Private equity financing has provided the majority of growth capital to the biotech sector for some time. But new financing models are increasingly available and en vogue, allowing biotechs a chance to hold off on early-stage deals and create more value for their companies. As more firms buy into this approach, the landscape will shift to even more of a seller's market—making the already competitive licensing environment even tougher for Big Pharma. These movers and shakers, who are finding success in a variety of new models, help illustrate how alternative financing is taking shape.
GREG BROWN PARTNER, PAUL CAPITAL PARTNERS
Take Acorda Therapeutics, which has a multiple sclerosis product called fampridine in late-stage clinical trials. Acorda also acquired an already approved product called Zanaflex (tizanidine), and was looking for capital to fund sales-force expansion. We provided Acorda $15 million upfront and then committed $10 million in milestone payments based on sales. In return, Paul Royalty Fund [Paul Capital Partners is a private equity firm that manages the Paul Royalty Fund] is entitled to receive a percentage of revenues of Zanaflex.
We closed the Acorda Therapeutics deal in December 2005. It is important to mention that the company successfully completed its initial public offering in February 2006. The extra cash [from Paul Capital Partners] allowed Acorda to enter the IPO market with a full tank, but it also validated for the equity investors that the company could go and market Zanaflex in addition to being a development company. This is an example of how we've put capital to work in a non-dilutive way, isolated our performance to a single product, and left the upside to the equity investors.
A second scenario [that we'll finance] is when a company has a Phase III product, and is looking for a drug that's already generating revenue to establish a commercial base that it can use to launch the product currently in clinical trials. A third scenario is for companies with a compound in late Phase III. We have done deals where we put in some equity prior to a pharmaceutical product receiving FDA approval, and then staged our revenue-based financing as the pharmaceutical product gets approved, launched, and meets certain milestones.
BOB KEITH, COO, VERUS PHARMACEUTICALS
At the same time, we knew that to get to that $100 million level, we had to also look at alternative sources of financing. That's when we started with Paul Capital Partners and others.
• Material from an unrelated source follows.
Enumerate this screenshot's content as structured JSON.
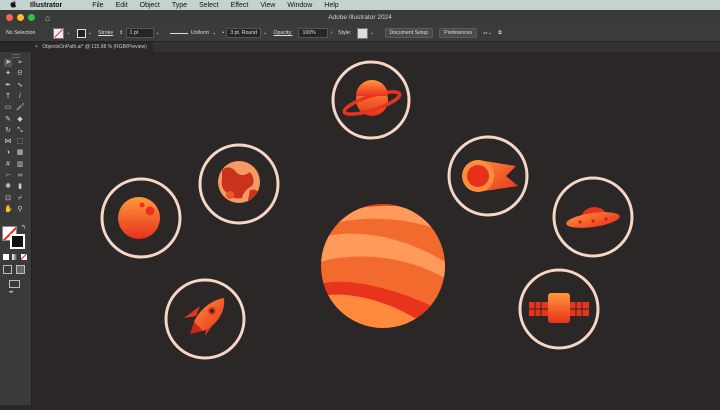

What's interesting about the Paul Capital deal is that they participated on the equity and the debt side—and brought in a significant amount of capital.
We went from nine employees to almost 100 in a year. As we went through that, we needed to look at the alternatives [required for financing]. However, I would bet that today, there are even more alternatives out there.
To enter the market, Verus Pharmaceuticals gained a $78 million Series A preferred stock financing—the largest sum ever raised in a Series A round in San Diego, according to Verus—which was augmented by a $20 million product-specific royalty financing.